Allegheny County Chief Executive Dan Onorato complained about the courts meddling in county business yesterday after two recent rulings went against his office.
He called a news conference, he said, because he wanted to "express a little frustration in trying to govern and constantly having the judiciary block us as we try to deal with a home rule government."
One of the decisions, which Mr. Onorato has vowed to appeal to the Pennsylvania Supreme Court, was handed down by Commonwealth Court on Monday regarding assessed property values. That ruling allows homeowners to appeal their property assessments if the current market value of their home is lower than the assessed value.
The case was brought by a Wilkinsburg couple who bought their home, assessed at $66,900 in 2002, for $31,500 in 2004. In 2006 they appealed the assessed value and were denied by the Board of Property Assessment Appeals and Review on the grounds that the assessment had been correct in 2002, the base year for assessments.
The couple, James and Jennifer Daugherty, sued and won before Common Pleas Judge R. Stanton Wettick Jr., who ruled that taxpayers have the right to argue for a property's current market value. Commonwealth Court affirmed that ruling.
Mr. Onorato said the decision sets Allegheny County apart from every other county that is using a base year for its assessment system. He said every county that abuts Allegheny uses a base year for its assessments and few legal problems have arisen.
But in Allegheny County, school districts and municipalities regularly challenge assessments they consider too low.
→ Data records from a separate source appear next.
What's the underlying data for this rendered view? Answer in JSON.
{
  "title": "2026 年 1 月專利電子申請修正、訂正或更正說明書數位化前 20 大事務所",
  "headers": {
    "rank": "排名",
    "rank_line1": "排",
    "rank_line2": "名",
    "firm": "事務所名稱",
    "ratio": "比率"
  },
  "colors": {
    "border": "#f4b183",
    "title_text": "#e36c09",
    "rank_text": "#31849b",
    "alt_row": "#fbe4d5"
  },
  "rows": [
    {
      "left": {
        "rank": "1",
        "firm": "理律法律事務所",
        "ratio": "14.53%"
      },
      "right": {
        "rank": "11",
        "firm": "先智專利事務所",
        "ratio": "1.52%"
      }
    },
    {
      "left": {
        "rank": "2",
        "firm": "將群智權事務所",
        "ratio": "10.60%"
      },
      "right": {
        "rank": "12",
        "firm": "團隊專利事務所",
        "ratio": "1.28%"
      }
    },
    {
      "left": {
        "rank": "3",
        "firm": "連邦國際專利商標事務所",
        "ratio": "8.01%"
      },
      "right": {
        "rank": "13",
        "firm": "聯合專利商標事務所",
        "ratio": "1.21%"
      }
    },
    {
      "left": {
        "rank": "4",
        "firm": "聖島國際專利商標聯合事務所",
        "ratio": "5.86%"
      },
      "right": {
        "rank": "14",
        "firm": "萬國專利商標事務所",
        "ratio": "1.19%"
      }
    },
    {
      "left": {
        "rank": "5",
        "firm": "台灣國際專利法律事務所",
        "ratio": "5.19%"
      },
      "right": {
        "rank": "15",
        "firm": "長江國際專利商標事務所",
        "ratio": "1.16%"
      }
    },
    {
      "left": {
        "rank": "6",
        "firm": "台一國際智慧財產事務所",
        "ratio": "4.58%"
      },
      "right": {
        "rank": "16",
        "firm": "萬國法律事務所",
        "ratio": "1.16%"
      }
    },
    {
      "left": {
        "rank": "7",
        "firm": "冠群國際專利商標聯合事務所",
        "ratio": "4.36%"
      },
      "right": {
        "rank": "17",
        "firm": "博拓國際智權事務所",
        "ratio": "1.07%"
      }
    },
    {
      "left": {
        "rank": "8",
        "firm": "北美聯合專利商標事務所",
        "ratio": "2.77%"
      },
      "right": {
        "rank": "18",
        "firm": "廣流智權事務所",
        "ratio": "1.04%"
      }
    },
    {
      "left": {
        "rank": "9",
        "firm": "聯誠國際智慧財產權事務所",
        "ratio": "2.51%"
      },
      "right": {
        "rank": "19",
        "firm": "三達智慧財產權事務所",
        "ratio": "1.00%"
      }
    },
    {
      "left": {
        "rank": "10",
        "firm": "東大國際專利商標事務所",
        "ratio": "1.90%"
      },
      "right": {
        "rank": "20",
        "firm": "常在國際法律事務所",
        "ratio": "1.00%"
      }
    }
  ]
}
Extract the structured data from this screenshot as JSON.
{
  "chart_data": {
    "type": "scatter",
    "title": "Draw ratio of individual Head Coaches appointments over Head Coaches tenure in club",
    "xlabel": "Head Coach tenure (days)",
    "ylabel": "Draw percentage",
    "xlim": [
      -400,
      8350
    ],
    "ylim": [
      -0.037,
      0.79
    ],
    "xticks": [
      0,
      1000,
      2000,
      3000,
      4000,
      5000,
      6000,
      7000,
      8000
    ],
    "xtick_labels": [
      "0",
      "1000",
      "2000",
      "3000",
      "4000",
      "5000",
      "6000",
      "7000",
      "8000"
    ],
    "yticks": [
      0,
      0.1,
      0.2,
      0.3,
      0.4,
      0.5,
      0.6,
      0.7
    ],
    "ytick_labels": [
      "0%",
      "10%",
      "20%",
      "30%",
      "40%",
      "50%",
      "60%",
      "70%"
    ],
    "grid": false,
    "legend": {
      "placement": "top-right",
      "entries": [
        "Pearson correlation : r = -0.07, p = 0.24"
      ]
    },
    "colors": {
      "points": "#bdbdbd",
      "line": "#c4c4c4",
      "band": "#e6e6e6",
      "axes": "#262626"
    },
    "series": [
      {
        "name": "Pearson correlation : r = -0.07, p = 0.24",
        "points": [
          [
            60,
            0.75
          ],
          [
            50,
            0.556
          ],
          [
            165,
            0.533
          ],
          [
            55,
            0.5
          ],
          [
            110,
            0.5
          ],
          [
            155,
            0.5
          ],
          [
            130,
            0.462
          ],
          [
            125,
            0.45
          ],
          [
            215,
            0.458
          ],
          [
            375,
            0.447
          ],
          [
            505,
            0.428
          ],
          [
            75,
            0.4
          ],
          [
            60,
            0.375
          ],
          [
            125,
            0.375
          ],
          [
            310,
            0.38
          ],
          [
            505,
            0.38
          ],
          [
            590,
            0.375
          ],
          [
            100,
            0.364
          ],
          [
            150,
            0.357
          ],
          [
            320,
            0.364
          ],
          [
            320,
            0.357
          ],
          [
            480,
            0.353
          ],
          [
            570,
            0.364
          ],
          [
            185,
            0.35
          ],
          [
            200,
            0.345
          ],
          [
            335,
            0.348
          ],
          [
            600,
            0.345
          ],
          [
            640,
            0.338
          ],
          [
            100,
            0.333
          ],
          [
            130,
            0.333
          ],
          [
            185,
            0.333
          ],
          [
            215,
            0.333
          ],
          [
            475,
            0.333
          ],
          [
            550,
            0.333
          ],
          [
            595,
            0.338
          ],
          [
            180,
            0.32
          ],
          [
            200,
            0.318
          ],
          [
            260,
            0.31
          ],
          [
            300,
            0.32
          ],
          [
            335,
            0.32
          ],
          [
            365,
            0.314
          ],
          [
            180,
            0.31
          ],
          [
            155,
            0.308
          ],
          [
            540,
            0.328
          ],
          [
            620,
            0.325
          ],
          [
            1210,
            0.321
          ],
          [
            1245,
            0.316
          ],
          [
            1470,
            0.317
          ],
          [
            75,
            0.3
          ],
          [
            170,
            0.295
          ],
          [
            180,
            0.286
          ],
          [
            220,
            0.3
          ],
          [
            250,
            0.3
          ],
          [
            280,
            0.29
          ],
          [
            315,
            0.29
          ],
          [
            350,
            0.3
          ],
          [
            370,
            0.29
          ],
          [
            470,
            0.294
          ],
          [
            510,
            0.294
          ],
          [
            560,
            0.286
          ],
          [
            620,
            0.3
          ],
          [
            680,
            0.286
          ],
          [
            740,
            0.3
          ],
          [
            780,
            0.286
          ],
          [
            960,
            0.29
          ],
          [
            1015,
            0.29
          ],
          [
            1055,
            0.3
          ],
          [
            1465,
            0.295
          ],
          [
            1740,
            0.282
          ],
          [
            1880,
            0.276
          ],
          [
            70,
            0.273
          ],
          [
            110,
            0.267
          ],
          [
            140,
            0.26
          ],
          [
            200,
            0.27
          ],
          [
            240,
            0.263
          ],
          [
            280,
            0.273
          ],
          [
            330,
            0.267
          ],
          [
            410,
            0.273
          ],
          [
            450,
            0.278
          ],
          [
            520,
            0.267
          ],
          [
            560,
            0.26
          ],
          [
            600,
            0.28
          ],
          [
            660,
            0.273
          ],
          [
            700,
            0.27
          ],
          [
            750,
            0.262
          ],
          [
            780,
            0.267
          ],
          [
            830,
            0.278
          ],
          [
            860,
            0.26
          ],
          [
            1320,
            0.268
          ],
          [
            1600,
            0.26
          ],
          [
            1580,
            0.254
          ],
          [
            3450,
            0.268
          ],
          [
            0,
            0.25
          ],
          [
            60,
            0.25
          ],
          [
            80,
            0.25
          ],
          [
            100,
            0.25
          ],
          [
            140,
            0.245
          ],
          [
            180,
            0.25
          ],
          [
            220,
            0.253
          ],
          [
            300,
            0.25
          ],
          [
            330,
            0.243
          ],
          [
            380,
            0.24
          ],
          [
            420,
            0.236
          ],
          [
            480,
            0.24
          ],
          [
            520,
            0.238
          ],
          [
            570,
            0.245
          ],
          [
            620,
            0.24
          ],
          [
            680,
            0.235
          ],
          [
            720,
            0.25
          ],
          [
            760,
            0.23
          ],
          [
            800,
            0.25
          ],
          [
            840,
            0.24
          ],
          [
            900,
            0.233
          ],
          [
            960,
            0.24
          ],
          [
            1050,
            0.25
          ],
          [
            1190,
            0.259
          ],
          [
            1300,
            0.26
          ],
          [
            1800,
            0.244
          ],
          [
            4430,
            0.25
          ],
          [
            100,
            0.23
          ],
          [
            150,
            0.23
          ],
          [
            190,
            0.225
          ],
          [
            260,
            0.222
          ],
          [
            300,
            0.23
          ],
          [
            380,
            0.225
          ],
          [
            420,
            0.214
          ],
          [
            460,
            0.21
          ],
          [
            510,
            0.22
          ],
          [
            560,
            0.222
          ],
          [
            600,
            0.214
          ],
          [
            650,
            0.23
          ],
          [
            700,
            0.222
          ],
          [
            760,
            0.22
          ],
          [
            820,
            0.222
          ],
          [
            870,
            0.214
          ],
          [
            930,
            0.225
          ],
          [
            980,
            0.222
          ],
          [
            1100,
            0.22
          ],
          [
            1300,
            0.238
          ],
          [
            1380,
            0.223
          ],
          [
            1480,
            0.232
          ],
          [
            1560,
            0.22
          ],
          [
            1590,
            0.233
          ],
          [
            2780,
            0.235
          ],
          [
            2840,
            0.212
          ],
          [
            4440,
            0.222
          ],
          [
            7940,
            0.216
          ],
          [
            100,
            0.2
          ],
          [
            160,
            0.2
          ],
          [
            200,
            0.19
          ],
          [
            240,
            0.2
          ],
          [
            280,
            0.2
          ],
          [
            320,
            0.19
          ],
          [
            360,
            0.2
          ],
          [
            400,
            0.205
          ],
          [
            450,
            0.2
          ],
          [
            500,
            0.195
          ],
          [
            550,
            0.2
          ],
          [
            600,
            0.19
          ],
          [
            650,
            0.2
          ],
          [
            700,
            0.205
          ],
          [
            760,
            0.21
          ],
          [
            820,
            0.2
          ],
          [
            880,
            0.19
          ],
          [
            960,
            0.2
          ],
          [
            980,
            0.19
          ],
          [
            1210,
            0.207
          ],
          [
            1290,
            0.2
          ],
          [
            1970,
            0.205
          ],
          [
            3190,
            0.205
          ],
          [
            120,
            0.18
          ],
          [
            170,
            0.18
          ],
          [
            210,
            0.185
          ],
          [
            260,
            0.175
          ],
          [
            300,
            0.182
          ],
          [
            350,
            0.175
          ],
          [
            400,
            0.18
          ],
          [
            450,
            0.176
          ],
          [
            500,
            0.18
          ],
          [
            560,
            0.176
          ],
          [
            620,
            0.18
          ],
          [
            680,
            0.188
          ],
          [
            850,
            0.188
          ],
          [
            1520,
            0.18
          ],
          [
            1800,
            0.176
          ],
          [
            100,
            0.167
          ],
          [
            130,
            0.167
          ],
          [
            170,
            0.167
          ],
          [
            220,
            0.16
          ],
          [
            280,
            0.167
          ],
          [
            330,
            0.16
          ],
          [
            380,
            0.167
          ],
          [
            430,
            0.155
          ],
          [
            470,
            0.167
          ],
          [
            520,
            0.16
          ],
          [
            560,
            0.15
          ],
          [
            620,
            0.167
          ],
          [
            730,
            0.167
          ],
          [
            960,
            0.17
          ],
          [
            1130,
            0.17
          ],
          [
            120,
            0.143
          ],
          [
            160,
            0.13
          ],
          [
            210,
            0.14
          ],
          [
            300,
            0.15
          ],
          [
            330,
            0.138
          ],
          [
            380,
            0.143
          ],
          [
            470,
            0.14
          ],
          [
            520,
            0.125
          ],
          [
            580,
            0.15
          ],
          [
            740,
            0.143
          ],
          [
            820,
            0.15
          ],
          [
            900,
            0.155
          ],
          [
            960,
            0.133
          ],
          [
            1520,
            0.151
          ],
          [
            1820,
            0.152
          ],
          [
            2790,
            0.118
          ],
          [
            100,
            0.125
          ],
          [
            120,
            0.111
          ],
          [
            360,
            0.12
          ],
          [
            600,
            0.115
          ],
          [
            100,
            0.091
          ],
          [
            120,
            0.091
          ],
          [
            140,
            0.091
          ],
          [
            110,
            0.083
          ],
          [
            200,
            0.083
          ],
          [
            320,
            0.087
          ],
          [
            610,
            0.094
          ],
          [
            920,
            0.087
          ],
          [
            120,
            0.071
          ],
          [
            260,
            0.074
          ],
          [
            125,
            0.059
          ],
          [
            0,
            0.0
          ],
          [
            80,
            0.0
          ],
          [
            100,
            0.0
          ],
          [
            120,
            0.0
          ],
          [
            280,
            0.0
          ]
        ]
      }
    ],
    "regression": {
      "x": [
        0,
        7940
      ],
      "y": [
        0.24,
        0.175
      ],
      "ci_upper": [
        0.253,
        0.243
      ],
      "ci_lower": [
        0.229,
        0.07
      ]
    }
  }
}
In neighboring counties, fewer than 1 percent of assessment appeals are filed by school districts, while school districts in Allegheny County file 21 percent of the appeals.
After it established the base year system in 2006, the county filed appeals on behalf of 11,293 homeowners who had seen their 2002 assessments increase because of appeals by school districts and municipalities.
A court decision is pending on another suit filed by the Upper St. Clair School District and others who claim the base year system is unconstitutional because it keeps values artificially low in growing communities and higher than they should be in declining communities.
In the other case, the administration has not decided whether to appeal Wednesday's ruling by Common Pleas Judge Eugene B. Strassburger, who shot down the proposed referendum on making the sheriff an appointed rather than an elected position.
"I'm extremely disappointed in the decision," he said. "Home rule, I thought, gave voters the ability to control their own destiny."
Judge Strassburger said the rule requiring a five-year waiting period between changes to the home rule charter applies to the entire charter. Since the charter was changed in 2005 to eliminate several other row offices and replace them with appointed officials, the next change can't take place until 2010, he said.
Mr. Onorato disputed the judge's interpretation, saying that the form of government regarding the sheriff's office did not change.
County Councilman Dave Fawcett, R-Oakmont, said the decision should be appealed. The office, he said, "was created during the time of Thomas Jefferson when they felt that every office in the land should be elected to avoid tyranny."
Mr. Fawcett said the case should go to Commonwealth Court so the court can revisit the issue, which it has not reviewed in 15 years.
The decision on whether to appeal will be made in the next few days, but Mr. Onorato conceded "our chances on appeal don't look that good."